This paper proposes a new method for maximum power point tracking (MPPT) of the photovoltaic (PV) system while using a DC-DC boost converter. The conventional perturb and observe (P&O) method has a fast tracking response, but it presents oscillation around the maximum power point (MPP) in steady state. Therefore, to satisfy transient and steady-state responses, this paper presents a MPPT method using support vector machines (SVMs). The use of SVM will help to improve the tracking speed of maximum power point of the PV system without oscillations near MPP. A boost converter is used to implement the MPPT method, where the input voltage of the DC-DC converter is regulated using a double loop where the inner loop is a current control that is based on passivity. The MPPT structure is validated by hardware in the loop, a real time and high-speed simulator (PLECS RT Box 1), and a digital signal controller (DSC) are used to model the PV system and implement the control strategies, respectively. The proposed strategy presents low complexity and it is implemented in a commercial low-cost DSC (TI 28069M). The performance of the MPPT proposed is presented under challenging experimental profiles with solar irradiance and temperature variations across the panel.
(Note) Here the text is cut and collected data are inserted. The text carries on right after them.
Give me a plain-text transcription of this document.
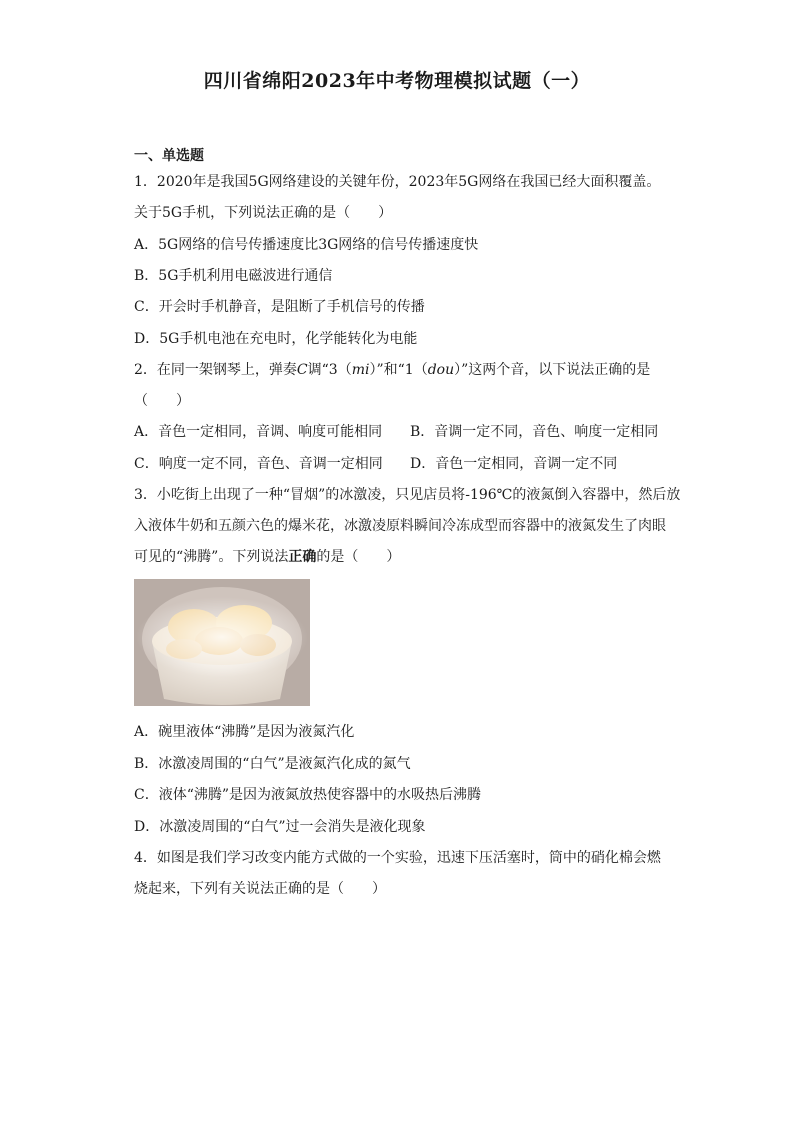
四川省绵阳2023年中考物理模拟试题（一）
一、单选题
1．2020年是我国5G网络建设的关键年份，2023年5G网络在我国已经大面积覆盖。
关于5G手机，下列说法正确的是（　　）
A．5G网络的信号传播速度比3G网络的信号传播速度快
B．5G手机利用电磁波进行通信
C．开会时手机静音，是阻断了手机信号的传播
D．5G手机电池在充电时，化学能转化为电能
2．在同一架钢琴上，弹奏C调“3（mi）”和“1（dou）”这两个音，以下说法正确的是
（　　）
A．音色一定相同，音调、响度可能相同 B．音调一定不同，音色、响度一定相同
C．响度一定不同，音色、音调一定相同 D．音色一定相同，音调一定不同
3．小吃街上出现了一种“冒烟”的冰激凌，只见店员将-196℃的液氮倒入容器中，然后放
入液体牛奶和五颜六色的爆米花，冰激凌原料瞬间冷冻成型而容器中的液氮发生了肉眼
可见的“沸腾”。下列说法正确的是（　　）
A．碗里液体“沸腾”是因为液氮汽化
B．冰激凌周围的“白气”是液氮汽化成的氮气
C．液体“沸腾”是因为液氮放热使容器中的水吸热后沸腾
D．冰激凌周围的“白气”过一会消失是液化现象
4．如图是我们学习改变内能方式做的一个实验，迅速下压活塞时，筒中的硝化棉会燃
烧起来，下列有关说法正确的是（　　）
In addition, the performance of the proposed method is compared with the P&O method, which is traditionally most often used in MPPT under demanding tests, in order to demonstrate the superiority of the strategy presented.

Suggested Citation

  • Catalina González-Castaño & James Marulanda & Carlos Restrepo & Samir Kouro & Alfonso Alzate & Jose Rodriguez, 2021. "Hardware-in-the-Loop to Test an MPPT Technique of Solar Photovoltaic System: A Support Vector Machine Approach," Sustainability, MDPI, vol. 13(6), pages 1-16, March.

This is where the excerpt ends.